This story originally appeared in Mondoweiss on May 13, 2022. It is shared here with permission.
Original story updated at 1:12 pm GMT
The funeral of slain Palestinian journalist Shireen Abu Akleh came to an end on Friday afternoon as her body was laid to rest in the Mount Zion Protestant Cemetery in Jerusalem, surrounded by her family, friends, colleagues, and mourners from across Palestine.
Thousands of Palestinians took part in the procession, filling up the streets of occupied East Jerusalem, as they waited to carry Abu Akleh’s casket to the cemetery from the Cathedral of the Annunciation of the Virgin, where the service was held.
According to local media, church bells across Jerusalem rung out as the procession made its way through the city.

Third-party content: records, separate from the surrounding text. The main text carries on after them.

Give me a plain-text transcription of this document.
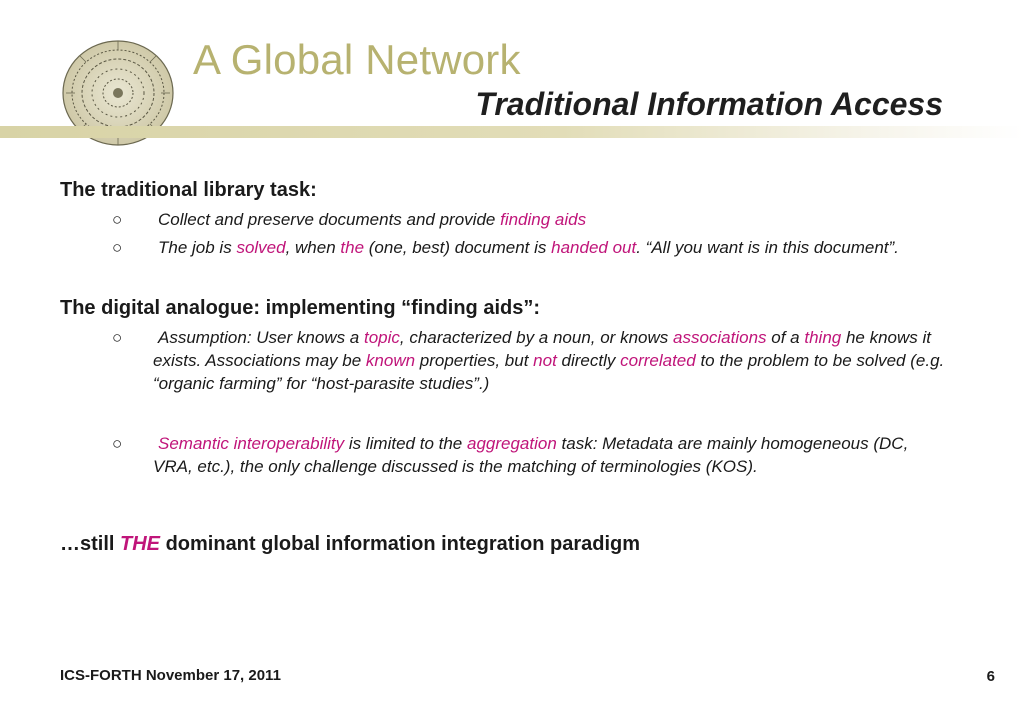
A Global Network
Traditional Information Access
The traditional library task:
○ Collect and preserve documents and provide finding aids
○ The job is solved, when the (one, best) document is handed out. “All you want is in this document”.
The digital analogue: implementing “finding aids”:
○ Assumption: User knows a topic, characterized by a noun, or knows associations of a thing he knows it exists. Associations may be known properties, but not directly correlated to the problem to be solved (e.g. “organic farming” for “host-parasite studies”.)
○ Semantic interoperability is limited to the aggregation task: Metadata are mainly homogeneous (DC, VRA, etc.), the only challenge discussed is the matching of terminologies (KOS).
…still THE dominant global information integration paradigm
ICS-FORTH November 17, 2011	6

Israeli police attack mourners
Israeli police forces in occupied East Jerusalem attacked the funeral of Shireen Abu Akleh, 51, on Friday afternoon, beating funeral goers and firing sound grenades into the procession.
The attack on the procession began as mourners began to move Abu Akleh’s casket from the St Louis French Hospital in Sheikh Jarrah, to the Cathedral of the Annunciation of the Virgin where the funeral and prayer service will be held.
Live video footage from Al Jazeera showed groups of heavily armed Israeli police officers attacking the large procession, beating people with batons and firing stun grenades into the crowd, and ripping Palestinian flags out of the hands of mourners.
In the video Israeli forces could be seen violently pushing back the crowd, and attacking the mourners who were carrying her casket, at one point causing the casket to fall, almost completely knocking it to the ground.
Al Jazeera reported that Israeli police targeted mourners because “they did not want them to walk with Abu Akleh’s casket” to the church, ordering that her body must be transported in a hearse–which is uncustomary to Palestinian funerals, specifically the funerals of martyrs.
Al Jazeera reported that Israeli police arrested at least four Palestinians for carrying Palestinian flags.